Adapting to an AI-Driven Discovery Landscape
The rise of LLM-powered search is not an isolated tech fad: it’s a fundamental change in how people find information and make purchasing decisions. We’ve explored how this shift is altering SEO and content marketing (fewer clicks, need for AI-friendly content), SEM (changing ad value and strategies), e-commerce discovery (new AI shopping assistants and the importance of data), and distribution strategies (potential channel shake-ups and a renewed role for marketplaces). The common theme across all these areas is that user behavior is evolving, and businesses must evolve in response.
What should companies and professionals do to adapt?
Embrace a Multi-Channel Discovery Mindset: Don’t rely solely on Google for traffic. Cultivate presence on emerging AI platforms, traditional search, and marketplaces. Diversify where your customers might find you.
Optimize Content for Humans and AI: Continue creating high-quality, authoritative content (that hasn’t changed…Google still rewards it). But also format that content for easy consumption by AI: use clear structure, schema markup, and include the facts or phrasing an assistant might quote.

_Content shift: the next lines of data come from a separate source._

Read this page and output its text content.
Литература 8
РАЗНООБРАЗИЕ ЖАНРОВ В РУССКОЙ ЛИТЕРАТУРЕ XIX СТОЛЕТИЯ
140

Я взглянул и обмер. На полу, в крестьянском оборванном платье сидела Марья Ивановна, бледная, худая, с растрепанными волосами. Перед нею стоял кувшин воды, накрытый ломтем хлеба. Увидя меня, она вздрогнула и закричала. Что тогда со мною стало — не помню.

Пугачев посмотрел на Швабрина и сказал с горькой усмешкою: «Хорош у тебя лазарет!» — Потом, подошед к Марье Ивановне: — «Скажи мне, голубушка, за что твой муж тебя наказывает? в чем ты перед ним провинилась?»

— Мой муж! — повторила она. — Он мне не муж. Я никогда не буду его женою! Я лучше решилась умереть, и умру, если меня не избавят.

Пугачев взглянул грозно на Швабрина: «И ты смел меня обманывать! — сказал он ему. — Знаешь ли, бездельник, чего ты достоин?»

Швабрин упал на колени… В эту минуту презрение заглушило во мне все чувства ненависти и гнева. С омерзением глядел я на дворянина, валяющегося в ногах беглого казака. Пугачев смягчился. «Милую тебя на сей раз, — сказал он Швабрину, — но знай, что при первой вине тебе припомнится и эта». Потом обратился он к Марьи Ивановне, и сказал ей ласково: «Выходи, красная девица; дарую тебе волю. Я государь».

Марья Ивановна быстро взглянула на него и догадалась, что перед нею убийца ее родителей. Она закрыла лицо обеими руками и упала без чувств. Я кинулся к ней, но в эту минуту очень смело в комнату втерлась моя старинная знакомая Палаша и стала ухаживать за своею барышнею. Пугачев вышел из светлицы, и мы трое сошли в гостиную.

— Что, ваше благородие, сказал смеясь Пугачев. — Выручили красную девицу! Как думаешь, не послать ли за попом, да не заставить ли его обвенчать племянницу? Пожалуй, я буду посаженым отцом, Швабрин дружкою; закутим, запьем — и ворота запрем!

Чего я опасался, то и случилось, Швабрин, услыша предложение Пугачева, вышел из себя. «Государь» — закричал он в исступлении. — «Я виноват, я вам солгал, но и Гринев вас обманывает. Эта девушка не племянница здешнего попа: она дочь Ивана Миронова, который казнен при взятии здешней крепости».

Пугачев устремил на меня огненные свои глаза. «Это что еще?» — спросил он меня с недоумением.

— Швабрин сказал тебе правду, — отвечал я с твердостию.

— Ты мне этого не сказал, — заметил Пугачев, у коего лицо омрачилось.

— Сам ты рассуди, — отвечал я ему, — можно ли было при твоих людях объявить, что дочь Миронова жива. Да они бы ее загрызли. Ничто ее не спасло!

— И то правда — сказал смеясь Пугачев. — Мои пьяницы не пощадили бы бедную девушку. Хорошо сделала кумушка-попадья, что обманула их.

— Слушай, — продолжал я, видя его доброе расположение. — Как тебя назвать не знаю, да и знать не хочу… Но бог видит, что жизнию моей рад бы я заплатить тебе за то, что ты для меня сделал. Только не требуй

Essentially, become a source that AI wants to draw from.
Focus on Brand Strength: In a world of fewer clicks, a strong brand can carry you far. If users hear your brand mentioned by an AI or see it in a curated answer, recognition makes them more likely to seek you out. Invest in awareness and reputation so that you’re the recommended answer, not just “one of the many” options.
Leverage AI Tools: Ironically, the same technology changing search can also be your ally. Use AI to enhance your marketing efficiency, for example, to generate variant content, to analyze large datasets of customer queries for insights, or to streamline customer support. Freeing up resources this way can help you focus on strategic adaptation.
Monitor and Experiment: This is a fast-moving space. Keep an eye on analytics: are you getting traffic from chatbots or seeing changes in search patterns? Pilot integrations (like getting your products into ChatGPT’s feed). Talk to your customers about how they find you; you might be surprised that some are already using AI recommendations. Use that feedback to stay ahead of the curve.
Above all, stay curious and open-minded. Just as SEO felt like the wild west in its early days, AI-driven discovery is an evolving frontier. There will be new opportunities for those willing to innovate. As professionals, we should view this less as a threat and more as the next evolution in connecting with our audience.